A priest entered the snake kiva and passed a snake out to a priest dancer. The dancer placed this big rattler in his mouth and began the circle. Close beside him danced a companion called the "hugger." This protecting Indian kept one arm around the dancer's shoulders and his other hand occupied with a bunch of feathers with which he kept the snake's head from coming too close to the dancer's face. Entirely around the ring they went until the starting-place had been reached, when, with a quick, sharp jerk of his head, the dancer threw the snake into the center of the plaza. It lay there coiled, sputtering, and rattling in rage for a moment, then started to glide away. Quick as a flash a "gatherer" snatched him up and twirled him around his arm.

As soon as the first dancer was rid of his snake he went for another, and we noticed that he was always given rattlers. Some of the other priests had thin, nervous whip snakes; some had big, sluggish bull snakes; but at least eighty per cent of the snakes were active, angry rattlers. The first dancer was an old man, gray-headed, and rather stooped. He had a poor hugger, for at least three times during the dance the hugger let a rattler strike the old priest. Once the priest flinched with pain and let the snake loose from his mouth. It hung on to his cheek with its fangs firmly implanted, and at last he tore him loose with both hands. The blood spurted from the wound, and a Hopi man beside me made a nervous clucking sound.

"Will he die from that bite?" I asked the Hopi.

"I think not. Maybe. I don't know." And I'm sure he didn't know any more about it than I did. But the old fellow continued with his dancing as if nothing had happened. At last about eighty snakes had been danced with and were now writhing, animated bouquets in the hands of the gatherers. A squaw came out and made a circle of sacred meal. Into this all the snakes were dumped, and more meal was sprinkled on them. Then each carrier, of which there were four, gathered all the snakes he could grasp by thrusting his arms into the squirming mass, and one carrier departed in each direction. We watched one running swiftly down the cliff until he reached the level desert, where he dumped his cargo, and came back to the plaza. There he and his other returned companions lined up on the edge of the mesa and drank a big draught of the secret preparation prepared by the Snake Priest and his wife. Then they let nature take its course. Such a heaving, vomiting set of redskins you never saw!
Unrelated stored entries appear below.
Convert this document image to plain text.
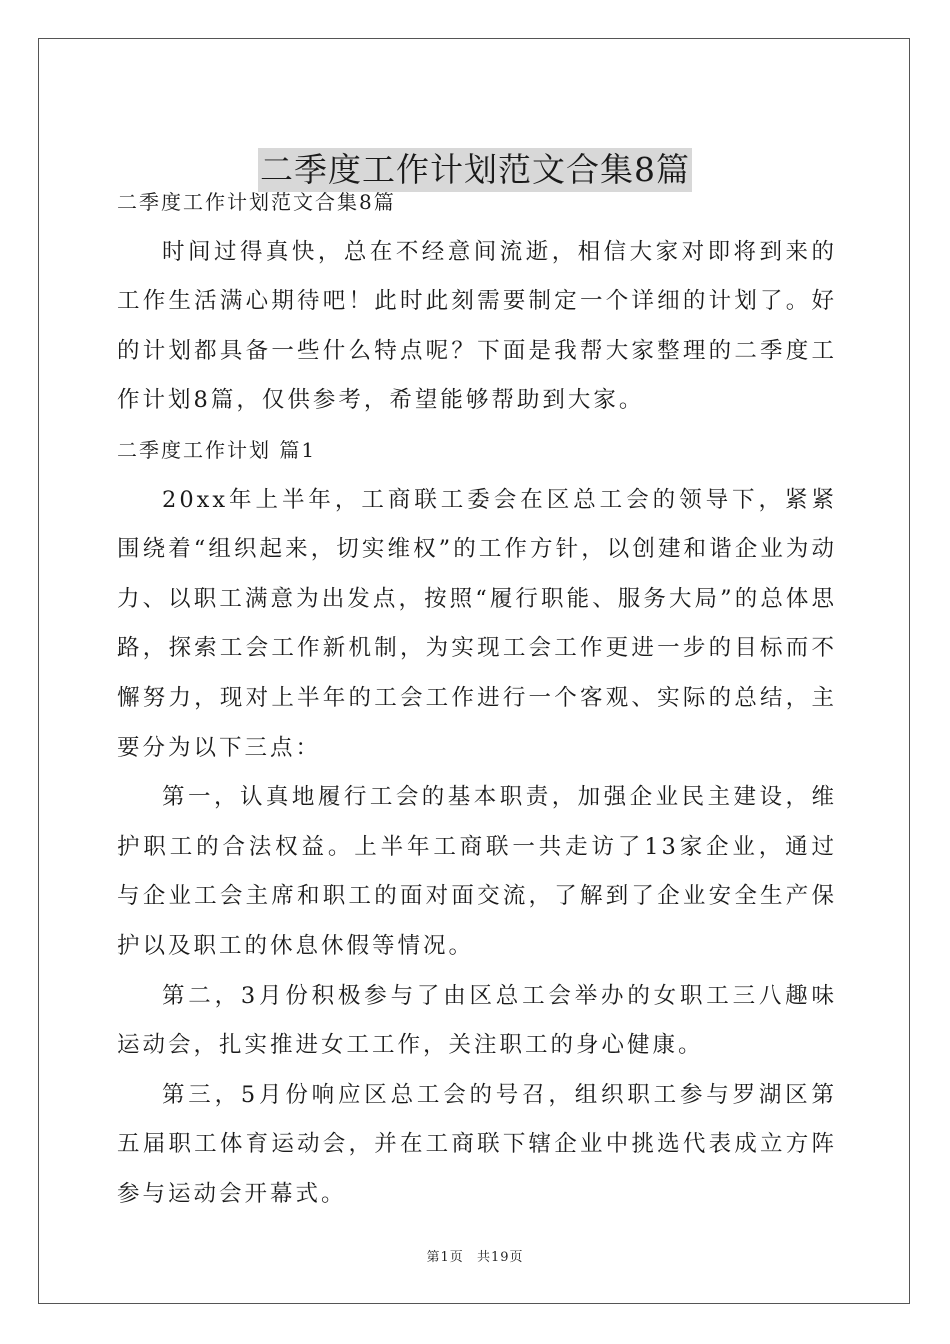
二季度工作计划范文合集8篇

二季度工作计划范文合集8篇

时间过得真快，总在不经意间流逝，相信大家对即将到来的工作生活满心期待吧！此时此刻需要制定一个详细的计划了。好的计划都具备一些什么特点呢？下面是我帮大家整理的二季度工作计划8篇，仅供参考，希望能够帮助到大家。

二季度工作计划 篇1

20xx年上半年，工商联工委会在区总工会的领导下，紧紧围绕着“组织起来，切实维权”的工作方针，以创建和谐企业为动力、以职工满意为出发点，按照“履行职能、服务大局”的总体思路，探索工会工作新机制，为实现工会工作更进一步的目标而不懈努力，现对上半年的工会工作进行一个客观、实际的总结，主要分为以下三点：

第一，认真地履行工会的基本职责，加强企业民主建设，维护职工的合法权益。上半年工商联一共走访了13家企业，通过与企业工会主席和职工的面对面交流，了解到了企业安全生产保护以及职工的休息休假等情况。

第二，3月份积极参与了由区总工会举办的女职工三八趣味运动会，扎实推进女工工作，关注职工的身心健康。

第三，5月份响应区总工会的号召，组织职工参与罗湖区第五届职工体育运动会，并在工商联下辖企业中挑选代表成立方阵参与运动会开幕式。

第1页 共19页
This little chore attended to, they removed their paint and prepared to join in the feast and dancing that would last through the night.

Before I left I hunted up the old Snake Priest and pressed him for an explanation of why the snake bites did not harm them. This is what he told me.

"We do not extract the fangs. We do not cause the snakes to bite at things and exhaust their poison. We do not stupefy them with drugs as you could well see. But we do cleanse the priests so thoroughly that the poison cannot take hold. For nine days they fast, partaking of no food, and only of herb drinks prepared by our wise ones. They have many sweat baths and get the harmful fluids out of their blood. They have absolutely no fear of the snakes, and convey to them no nervousness or anger. Just before the dance they have a big drink of the herb brew, and they are painted thickly with an ointment that contains herbs that kill snake poison. Then after the dance, the emetic. That is all."

"How many of your tribe know of this secret preparation?"

"Only two. Myself and my squaw. Should I die my squaw tell the secret to my son. When my squaw die he teach his squaw."

Probably because this dance is staged at the time of year the rains are due in Arizona, it is seldom that twenty-four hours elapse after the dance before a downpour arrives. Hopi Snake Priests are good weather prophets!